I am currently working on a project which for political reasons will not be using a lot of illustrations. The reason is that illustrations tend to communicate particular norms and values, as well as being open for ambigous interpretations. For a website on a complex and politically sensitive topic, which does not want to be perceived to express any partisan views, it may be smart to stay away from non-abstract graphics which can be interpreded to carry meaning that was not intended.
So, based on these restrictions I am looking at using typography to make the website interesting and pleasing to the eye.
Finding the right Font
There are several nice tools online that helps you find and compare font types. Here are some of the ones I like.
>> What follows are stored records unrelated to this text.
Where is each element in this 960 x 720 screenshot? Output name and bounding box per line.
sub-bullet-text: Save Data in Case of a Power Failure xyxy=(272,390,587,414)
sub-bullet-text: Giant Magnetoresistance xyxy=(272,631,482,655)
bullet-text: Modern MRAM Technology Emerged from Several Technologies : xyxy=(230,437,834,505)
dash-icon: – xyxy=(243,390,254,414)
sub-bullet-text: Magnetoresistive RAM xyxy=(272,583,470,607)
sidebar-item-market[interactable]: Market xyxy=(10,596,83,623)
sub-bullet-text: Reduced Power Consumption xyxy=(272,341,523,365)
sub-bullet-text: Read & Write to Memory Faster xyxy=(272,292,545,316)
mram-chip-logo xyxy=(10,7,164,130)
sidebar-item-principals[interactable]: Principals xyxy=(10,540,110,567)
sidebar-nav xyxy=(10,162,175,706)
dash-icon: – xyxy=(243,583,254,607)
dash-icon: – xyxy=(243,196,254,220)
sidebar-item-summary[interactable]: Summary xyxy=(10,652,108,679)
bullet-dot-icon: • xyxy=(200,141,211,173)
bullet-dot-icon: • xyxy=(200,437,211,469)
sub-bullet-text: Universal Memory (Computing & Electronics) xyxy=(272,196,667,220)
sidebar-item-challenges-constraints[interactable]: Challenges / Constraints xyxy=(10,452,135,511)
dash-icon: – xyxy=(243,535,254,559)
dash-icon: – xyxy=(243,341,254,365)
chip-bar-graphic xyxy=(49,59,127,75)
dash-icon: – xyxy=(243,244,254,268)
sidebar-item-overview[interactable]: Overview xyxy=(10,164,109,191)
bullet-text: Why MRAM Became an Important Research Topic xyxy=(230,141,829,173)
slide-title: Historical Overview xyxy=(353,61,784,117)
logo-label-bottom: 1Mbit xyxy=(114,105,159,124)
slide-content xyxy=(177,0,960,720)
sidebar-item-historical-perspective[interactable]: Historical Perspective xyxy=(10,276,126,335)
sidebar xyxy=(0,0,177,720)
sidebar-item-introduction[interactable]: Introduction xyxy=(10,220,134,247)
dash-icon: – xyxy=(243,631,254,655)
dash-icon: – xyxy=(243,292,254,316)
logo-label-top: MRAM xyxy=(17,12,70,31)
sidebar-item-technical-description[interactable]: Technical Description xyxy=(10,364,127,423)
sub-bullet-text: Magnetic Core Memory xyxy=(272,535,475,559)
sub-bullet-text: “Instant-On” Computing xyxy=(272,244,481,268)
flippingtypical lets you easily view and brows through the fonts you already have installed on your computer.
fontbrowser lets you brows through and preview a long list of font types
fontsquirrel and dafont are great places to download free fonts
Manipulating Typography with CSS
When you think of it there are surprisingly many aspects to typography that can be manipulated with CSS. Speckyboy.com has more information regarding CSS web safe fonts and font sizes in different measurement units. There are several tools available online for you to play around with these CSS settings. Below are some nice ones:
typechart provides charts and downloadable CSS for web safe fonts combined with various CSS font settings
fonttester lets you define several typographies, view them, and compare them side by side, and download the CSS
Manipulating Typography by Dynamic Image Replacement
If the CSS options for manipulating typography are too restrictive for your project there are several ways of using Javascript, Flash, or PHP to dynamically replace text in headers etc. with images depicting fancier fonts.
I will get back to this more in detail in a later article. Now I have to work on my typography website design
Expanding Font Options by Including Fonts on the Server Side
Instead of using techniques generating images to replace fonts, as mentioned above, you can use typeface.js and write in plain HTML and CSS, just as if your visitors had the font installed locally.